I was rather shocked today to find a column on CSM from a former managing editor arguing that the reason the US is struggling in Iraq (and didn't win in Korea and Vietnam) is our unwillingness to engage in total war. And what, exactly, does John Dillin mean by total war? The complete destruction of an enemy nation, including massive civilian casualties. As examples he cites the firebombing of Dresden and Tokyo, the nuking of Hiroshima and Nagasaki, Sherman ravaging the American South. There's certainly a compelling argument that such tactics should never be acceptable (particularly compelling with respect to the bombings of Hiroshima and Nagasaki for which there is compelling evidence to suggest the bombings were completely unnecessary to prompt Japanese surrender and had far more to do with the Cold War than WWII). But even accepting the premise that such attacks can sometimes be permissible, there's a pretty major difference between those situations and Iraq: in each of those conflicts the US faced an active state opponent, with troops in the field and territory under its control.
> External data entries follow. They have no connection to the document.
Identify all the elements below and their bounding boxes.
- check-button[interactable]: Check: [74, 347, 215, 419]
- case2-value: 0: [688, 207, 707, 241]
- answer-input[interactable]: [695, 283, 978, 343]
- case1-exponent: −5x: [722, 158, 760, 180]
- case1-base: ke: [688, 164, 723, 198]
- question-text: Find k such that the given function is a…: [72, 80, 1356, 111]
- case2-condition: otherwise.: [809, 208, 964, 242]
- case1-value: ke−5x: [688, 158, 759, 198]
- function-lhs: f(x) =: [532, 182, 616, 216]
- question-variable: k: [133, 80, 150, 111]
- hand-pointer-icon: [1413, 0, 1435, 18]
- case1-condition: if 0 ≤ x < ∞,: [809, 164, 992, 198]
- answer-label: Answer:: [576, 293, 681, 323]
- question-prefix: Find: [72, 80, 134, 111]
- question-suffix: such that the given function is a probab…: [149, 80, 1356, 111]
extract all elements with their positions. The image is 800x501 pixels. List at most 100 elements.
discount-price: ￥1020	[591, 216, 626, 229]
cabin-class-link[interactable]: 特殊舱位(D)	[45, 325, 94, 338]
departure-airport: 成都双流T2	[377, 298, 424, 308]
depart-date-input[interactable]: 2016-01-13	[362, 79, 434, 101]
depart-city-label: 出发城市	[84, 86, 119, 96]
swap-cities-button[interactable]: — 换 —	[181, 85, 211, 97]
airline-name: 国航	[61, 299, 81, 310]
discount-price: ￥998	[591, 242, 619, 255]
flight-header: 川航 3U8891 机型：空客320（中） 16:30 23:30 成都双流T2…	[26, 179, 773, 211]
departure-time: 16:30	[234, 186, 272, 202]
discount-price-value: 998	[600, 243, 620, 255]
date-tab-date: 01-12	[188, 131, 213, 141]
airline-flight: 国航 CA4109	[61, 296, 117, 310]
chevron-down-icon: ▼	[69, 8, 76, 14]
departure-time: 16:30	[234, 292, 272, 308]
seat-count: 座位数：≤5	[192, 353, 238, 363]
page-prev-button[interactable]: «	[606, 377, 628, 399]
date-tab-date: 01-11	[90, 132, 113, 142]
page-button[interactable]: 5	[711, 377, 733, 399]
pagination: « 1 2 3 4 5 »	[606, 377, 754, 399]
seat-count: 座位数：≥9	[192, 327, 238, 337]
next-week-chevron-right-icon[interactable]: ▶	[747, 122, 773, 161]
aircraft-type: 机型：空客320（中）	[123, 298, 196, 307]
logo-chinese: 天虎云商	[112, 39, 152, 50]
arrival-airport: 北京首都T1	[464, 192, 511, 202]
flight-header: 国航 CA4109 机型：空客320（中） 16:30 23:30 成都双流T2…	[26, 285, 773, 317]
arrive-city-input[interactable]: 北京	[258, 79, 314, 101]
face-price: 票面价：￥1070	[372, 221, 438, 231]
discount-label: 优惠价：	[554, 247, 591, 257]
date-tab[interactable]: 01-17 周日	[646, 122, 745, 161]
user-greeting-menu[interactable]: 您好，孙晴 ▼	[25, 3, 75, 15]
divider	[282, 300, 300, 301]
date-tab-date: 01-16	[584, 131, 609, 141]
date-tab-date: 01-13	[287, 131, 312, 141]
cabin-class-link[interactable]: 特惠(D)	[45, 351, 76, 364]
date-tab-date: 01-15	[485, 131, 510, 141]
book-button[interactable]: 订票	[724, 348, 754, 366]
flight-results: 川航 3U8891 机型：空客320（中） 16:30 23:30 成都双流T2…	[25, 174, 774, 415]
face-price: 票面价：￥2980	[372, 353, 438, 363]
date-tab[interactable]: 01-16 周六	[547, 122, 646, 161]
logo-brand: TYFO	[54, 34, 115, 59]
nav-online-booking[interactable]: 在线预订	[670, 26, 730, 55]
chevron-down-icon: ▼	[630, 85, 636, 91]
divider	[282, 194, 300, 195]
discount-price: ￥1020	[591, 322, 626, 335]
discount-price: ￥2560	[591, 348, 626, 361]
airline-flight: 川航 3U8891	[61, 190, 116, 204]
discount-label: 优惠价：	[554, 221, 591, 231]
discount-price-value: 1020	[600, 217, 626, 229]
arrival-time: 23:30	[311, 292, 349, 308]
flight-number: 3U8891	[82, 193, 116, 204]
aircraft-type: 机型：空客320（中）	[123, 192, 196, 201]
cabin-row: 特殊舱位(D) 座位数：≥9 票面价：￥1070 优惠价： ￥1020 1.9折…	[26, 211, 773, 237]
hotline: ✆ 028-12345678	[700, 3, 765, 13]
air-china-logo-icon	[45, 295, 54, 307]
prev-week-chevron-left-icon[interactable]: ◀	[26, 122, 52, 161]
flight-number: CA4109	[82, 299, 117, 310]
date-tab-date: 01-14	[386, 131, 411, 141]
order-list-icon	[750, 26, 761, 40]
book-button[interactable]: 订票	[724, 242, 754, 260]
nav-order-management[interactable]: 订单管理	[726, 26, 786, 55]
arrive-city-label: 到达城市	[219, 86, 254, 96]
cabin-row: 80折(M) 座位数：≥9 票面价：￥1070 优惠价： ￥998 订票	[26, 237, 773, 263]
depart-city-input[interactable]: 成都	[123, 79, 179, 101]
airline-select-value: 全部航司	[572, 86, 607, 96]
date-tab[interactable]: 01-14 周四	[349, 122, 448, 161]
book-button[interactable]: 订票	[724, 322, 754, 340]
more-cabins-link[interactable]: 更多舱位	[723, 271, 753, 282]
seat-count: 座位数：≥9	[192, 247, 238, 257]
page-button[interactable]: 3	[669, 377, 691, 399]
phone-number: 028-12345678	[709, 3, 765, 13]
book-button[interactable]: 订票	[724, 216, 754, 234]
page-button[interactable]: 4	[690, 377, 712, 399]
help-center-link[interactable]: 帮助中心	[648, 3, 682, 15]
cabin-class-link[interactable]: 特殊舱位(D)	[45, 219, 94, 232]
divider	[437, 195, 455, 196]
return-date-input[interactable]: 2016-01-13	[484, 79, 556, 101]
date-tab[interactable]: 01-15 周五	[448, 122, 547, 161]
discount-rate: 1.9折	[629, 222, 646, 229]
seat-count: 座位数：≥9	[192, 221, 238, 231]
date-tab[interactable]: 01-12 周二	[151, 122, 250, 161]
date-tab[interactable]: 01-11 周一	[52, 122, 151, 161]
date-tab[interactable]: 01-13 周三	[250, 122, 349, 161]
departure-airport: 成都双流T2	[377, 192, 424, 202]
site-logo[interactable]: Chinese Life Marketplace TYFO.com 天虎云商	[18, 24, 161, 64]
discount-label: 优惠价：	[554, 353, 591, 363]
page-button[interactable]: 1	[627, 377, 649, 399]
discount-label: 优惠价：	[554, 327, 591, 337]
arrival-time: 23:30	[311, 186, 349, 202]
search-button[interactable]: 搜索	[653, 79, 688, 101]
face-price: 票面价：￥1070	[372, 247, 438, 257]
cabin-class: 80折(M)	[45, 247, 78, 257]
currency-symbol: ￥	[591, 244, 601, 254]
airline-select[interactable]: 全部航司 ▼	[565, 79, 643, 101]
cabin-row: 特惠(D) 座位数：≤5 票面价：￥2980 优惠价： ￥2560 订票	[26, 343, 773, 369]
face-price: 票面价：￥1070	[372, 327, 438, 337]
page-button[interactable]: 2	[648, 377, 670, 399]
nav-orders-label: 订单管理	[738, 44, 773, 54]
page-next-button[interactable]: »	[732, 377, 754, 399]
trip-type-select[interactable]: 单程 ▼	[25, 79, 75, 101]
The idea of waging such a war in Iraq is not only absurd, but morally reprehensible in the extreme. We don't face state opposition. The Iraq government is our putative ally. We control the entirety of Iraq. For us to target Iraqi population centers for indiscriminate bombing wouldn't be waging war, but rather an exercise in genocide. At least in WWII there was always a means for our opponents to end the slaughter: unconditional surrender. What would signal a stopping point in Iraq? The Iraqi state has already conceded. It would simply be a gratuitous massacre lasting until our bloodlust had been sated.
But would it work? Perhaps if we slaughtered millions of Iraqis the insurgents would throw in the towel (although a couple million dead Vietnamese argue to the contrary). But even if they did, and even if we weren't troubled by the morality of it, where would this leave us internationally? Could anyone ever again regard us as a force for good in the world? Would our standing in the conflict with Al Qaeda and political extremism be improved? It would be an umitigated disaster.
Dillin's argument strikes me as another reflection of the general frustration that our military opponents have evolved and adapted in the days since WWII. The tactics we used there cannot work anymore, and that's no accident. It is precisely because the US military is amazingly proficient at total war that no enemy will ever allow us to bring that proficiency to bear. They know that for all our might in defeating armies and conquering territory, when it comes to holding territory over the long term, we are merely human. They can concede the field then engage us in a knife fight. And in doing so they gain the added benefit of transforming a military conflict into a political one, happily revealing our serious deficiencies in that arena. Our enemies have learned from the wars of the last century and moved on. Maybe it's time we did the same.